Da quando ha iniziato a diffondersi l’uso delle immagini digitali ci siamo abituati a vedere centinaia, migliaia di immagini, ognuna delle quali racconta una storia.
Di solito la storia è costituita da una singola immagine, un condensato narrativo racchiuso in uno still.

Raramente capita di vedere immagini in serie, raccolte per temi comuni, realizzate da persone diverse, in un arco di tempo ampio.

Per questo motivo sono interessanti approcci come quello usato nella mostra Wireframes che si è tenuta all’A+D Museum di Los Angeles in cui i lavori vengono inseriti in un percorso narrativo.

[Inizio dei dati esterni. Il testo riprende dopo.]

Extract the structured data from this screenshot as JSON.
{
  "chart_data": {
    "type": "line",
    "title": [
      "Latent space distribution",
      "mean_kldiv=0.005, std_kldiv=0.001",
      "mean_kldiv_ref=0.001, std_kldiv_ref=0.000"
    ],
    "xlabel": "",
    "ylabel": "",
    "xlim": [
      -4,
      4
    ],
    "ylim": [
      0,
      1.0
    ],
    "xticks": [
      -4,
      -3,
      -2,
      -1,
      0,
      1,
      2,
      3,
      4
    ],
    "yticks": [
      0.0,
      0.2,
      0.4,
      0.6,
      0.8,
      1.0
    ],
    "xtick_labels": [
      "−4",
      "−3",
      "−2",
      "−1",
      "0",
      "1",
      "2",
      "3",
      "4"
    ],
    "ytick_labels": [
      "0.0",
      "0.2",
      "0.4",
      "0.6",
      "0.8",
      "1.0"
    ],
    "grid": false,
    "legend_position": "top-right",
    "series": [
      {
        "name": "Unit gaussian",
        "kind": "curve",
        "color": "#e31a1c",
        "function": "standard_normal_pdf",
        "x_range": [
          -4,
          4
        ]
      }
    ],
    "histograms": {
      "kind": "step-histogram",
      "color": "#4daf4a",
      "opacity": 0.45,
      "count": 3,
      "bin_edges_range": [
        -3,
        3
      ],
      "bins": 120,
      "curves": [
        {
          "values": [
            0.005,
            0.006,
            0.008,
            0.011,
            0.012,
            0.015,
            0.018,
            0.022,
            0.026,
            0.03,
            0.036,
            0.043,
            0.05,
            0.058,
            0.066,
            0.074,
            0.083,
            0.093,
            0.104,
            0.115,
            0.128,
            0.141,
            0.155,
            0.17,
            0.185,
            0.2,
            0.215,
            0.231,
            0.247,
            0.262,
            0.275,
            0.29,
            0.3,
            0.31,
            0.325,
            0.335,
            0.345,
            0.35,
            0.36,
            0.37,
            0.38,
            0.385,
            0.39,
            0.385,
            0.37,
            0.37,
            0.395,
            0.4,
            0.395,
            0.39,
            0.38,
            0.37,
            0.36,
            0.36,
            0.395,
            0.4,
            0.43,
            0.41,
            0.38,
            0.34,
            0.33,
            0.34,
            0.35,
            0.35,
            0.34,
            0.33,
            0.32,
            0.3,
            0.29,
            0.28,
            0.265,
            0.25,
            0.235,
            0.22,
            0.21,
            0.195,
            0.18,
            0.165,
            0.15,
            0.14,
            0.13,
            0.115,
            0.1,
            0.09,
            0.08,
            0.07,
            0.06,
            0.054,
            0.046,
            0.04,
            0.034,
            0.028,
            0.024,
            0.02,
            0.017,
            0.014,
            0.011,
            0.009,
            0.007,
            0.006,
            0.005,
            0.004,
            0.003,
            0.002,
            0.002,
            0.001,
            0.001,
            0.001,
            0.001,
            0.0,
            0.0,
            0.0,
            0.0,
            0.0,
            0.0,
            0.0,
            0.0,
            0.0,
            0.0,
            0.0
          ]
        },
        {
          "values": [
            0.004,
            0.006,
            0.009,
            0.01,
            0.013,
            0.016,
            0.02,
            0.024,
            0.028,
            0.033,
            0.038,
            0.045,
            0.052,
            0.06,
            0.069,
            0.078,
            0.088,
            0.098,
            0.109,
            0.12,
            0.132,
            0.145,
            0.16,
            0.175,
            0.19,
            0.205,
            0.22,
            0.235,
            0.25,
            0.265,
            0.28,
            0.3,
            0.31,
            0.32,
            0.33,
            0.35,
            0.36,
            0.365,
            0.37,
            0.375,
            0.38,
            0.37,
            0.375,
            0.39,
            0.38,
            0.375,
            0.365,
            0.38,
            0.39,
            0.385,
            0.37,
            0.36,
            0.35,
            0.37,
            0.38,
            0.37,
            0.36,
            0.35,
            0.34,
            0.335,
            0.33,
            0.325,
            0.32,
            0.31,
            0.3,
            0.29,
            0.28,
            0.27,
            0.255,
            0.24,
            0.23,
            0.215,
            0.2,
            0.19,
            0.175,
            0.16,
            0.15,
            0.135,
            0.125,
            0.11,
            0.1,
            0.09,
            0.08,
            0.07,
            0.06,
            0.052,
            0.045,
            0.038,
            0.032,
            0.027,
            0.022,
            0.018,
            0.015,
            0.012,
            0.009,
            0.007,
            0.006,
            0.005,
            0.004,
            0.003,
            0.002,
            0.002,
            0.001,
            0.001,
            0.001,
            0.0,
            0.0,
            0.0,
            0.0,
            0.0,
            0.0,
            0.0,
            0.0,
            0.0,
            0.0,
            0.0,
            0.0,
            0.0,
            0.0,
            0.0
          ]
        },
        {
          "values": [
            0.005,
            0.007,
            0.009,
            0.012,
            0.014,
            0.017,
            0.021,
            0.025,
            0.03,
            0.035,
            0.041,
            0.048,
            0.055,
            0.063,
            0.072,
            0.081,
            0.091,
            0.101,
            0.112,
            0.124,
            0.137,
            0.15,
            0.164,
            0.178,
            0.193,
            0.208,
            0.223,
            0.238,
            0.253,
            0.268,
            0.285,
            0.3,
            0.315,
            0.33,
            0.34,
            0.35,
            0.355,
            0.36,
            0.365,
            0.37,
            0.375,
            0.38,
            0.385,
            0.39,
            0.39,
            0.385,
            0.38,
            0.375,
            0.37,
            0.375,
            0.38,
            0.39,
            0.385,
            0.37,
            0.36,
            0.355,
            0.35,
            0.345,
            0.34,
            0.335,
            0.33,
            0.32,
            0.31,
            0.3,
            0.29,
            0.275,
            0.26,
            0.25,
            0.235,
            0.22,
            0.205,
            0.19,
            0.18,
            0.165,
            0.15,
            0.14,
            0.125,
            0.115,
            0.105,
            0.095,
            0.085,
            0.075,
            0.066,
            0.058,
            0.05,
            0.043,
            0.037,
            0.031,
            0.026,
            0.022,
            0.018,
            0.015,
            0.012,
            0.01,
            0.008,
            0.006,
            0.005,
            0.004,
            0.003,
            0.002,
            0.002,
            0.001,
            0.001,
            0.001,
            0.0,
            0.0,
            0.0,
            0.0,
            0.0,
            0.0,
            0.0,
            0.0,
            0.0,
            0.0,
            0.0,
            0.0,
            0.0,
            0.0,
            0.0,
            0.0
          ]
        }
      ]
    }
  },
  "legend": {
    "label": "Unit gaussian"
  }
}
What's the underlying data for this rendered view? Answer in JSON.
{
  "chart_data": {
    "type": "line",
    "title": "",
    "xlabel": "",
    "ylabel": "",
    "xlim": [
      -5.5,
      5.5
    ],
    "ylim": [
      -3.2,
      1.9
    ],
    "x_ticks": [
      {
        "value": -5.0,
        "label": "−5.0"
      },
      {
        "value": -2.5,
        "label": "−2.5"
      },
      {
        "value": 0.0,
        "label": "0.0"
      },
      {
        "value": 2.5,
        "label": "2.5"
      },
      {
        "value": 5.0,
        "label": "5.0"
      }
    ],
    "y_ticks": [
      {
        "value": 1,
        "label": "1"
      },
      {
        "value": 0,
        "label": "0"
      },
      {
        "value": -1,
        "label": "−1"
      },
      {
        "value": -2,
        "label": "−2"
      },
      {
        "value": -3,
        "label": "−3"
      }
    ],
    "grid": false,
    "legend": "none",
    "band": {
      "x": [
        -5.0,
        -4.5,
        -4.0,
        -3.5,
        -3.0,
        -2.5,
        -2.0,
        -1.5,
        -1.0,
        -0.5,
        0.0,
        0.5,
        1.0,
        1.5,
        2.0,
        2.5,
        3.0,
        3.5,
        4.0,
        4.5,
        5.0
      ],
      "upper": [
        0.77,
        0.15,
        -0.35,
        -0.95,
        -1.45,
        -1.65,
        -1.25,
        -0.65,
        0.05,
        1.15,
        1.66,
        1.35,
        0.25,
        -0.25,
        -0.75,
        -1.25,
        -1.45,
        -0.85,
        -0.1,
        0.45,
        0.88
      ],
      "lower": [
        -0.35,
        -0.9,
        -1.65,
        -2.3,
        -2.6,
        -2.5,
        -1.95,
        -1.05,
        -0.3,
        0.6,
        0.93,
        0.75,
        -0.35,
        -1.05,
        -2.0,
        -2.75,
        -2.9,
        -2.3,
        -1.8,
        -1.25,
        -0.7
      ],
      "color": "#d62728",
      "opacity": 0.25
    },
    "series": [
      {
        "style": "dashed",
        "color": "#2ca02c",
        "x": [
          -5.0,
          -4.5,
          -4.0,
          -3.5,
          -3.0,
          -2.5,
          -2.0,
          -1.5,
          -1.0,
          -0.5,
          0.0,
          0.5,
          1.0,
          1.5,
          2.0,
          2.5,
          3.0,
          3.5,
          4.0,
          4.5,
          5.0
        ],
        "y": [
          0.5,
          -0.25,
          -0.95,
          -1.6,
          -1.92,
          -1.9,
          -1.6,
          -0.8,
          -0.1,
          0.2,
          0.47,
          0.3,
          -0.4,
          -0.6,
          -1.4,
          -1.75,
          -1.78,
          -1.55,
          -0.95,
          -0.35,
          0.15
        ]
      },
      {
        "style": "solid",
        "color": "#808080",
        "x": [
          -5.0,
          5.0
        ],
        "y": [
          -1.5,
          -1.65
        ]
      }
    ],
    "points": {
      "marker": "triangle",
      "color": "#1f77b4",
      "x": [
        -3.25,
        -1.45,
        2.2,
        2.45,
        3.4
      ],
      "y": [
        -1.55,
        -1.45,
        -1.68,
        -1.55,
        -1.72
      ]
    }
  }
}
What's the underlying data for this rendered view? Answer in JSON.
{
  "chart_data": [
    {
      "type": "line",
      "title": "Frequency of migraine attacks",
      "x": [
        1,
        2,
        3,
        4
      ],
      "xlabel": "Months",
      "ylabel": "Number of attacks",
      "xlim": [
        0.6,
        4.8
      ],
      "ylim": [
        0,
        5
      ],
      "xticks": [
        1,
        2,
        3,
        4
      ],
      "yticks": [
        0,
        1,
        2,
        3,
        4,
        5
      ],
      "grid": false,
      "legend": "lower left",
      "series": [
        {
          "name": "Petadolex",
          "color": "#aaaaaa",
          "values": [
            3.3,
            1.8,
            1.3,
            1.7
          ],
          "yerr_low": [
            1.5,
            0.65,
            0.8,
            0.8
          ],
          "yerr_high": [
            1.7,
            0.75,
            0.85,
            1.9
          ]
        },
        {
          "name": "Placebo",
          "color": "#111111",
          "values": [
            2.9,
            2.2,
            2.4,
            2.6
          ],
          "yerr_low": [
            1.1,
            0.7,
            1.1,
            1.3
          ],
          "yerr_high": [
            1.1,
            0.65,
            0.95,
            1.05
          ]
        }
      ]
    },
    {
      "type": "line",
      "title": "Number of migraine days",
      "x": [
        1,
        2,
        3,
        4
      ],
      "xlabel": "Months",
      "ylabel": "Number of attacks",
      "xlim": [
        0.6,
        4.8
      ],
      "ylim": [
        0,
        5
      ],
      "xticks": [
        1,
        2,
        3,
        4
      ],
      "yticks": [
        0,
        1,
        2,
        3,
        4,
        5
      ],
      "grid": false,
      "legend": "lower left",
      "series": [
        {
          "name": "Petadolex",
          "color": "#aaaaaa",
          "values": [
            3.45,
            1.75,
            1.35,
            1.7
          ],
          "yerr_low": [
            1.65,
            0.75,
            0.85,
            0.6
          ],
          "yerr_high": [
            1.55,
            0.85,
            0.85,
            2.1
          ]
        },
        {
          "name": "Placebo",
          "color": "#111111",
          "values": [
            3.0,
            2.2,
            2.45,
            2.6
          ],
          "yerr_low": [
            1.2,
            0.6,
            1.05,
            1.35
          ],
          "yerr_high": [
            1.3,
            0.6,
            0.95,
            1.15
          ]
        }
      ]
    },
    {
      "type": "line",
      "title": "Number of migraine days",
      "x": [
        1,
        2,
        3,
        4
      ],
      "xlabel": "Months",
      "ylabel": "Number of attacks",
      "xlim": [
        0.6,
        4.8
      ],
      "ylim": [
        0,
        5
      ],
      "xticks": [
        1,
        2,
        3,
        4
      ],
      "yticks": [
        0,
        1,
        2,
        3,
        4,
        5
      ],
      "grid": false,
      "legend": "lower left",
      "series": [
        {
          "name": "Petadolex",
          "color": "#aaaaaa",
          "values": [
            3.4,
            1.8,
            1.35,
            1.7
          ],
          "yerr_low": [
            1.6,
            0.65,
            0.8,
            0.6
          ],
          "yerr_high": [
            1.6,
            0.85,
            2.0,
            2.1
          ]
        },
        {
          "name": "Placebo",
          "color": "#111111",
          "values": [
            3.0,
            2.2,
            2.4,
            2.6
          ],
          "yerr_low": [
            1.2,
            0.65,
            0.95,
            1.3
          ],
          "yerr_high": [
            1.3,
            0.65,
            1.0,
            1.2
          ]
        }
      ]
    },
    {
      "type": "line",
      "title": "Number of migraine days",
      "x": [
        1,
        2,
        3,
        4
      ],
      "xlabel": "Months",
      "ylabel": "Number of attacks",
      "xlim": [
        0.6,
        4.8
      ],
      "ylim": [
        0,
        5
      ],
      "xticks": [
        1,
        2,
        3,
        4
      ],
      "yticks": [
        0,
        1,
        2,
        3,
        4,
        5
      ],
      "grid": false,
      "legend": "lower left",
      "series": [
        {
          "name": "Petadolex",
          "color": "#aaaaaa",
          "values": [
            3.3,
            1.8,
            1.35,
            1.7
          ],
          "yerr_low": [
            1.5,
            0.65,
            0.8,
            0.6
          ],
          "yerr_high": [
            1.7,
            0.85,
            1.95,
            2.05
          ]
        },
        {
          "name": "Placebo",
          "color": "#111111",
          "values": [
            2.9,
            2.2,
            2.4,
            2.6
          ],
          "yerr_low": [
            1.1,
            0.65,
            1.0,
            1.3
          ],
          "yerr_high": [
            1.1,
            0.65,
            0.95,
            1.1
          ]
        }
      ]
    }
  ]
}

La mostra che è attualmente esposta allo Iuav di Venezia raccoglie una serie limitata di immagini (quelle prodotte dagli studenti del Master in Architettura Digitale dal 2011 a oggi) con l'intento di uscire dall'immagine singola per entrare in una coralità di visione che solo una mostra può dare.

Ogni artista ha proposto la sua interpretazione di un riferimento illustre, all'interno di temi diversi, che vanno dalle utopie agli oggetti di design.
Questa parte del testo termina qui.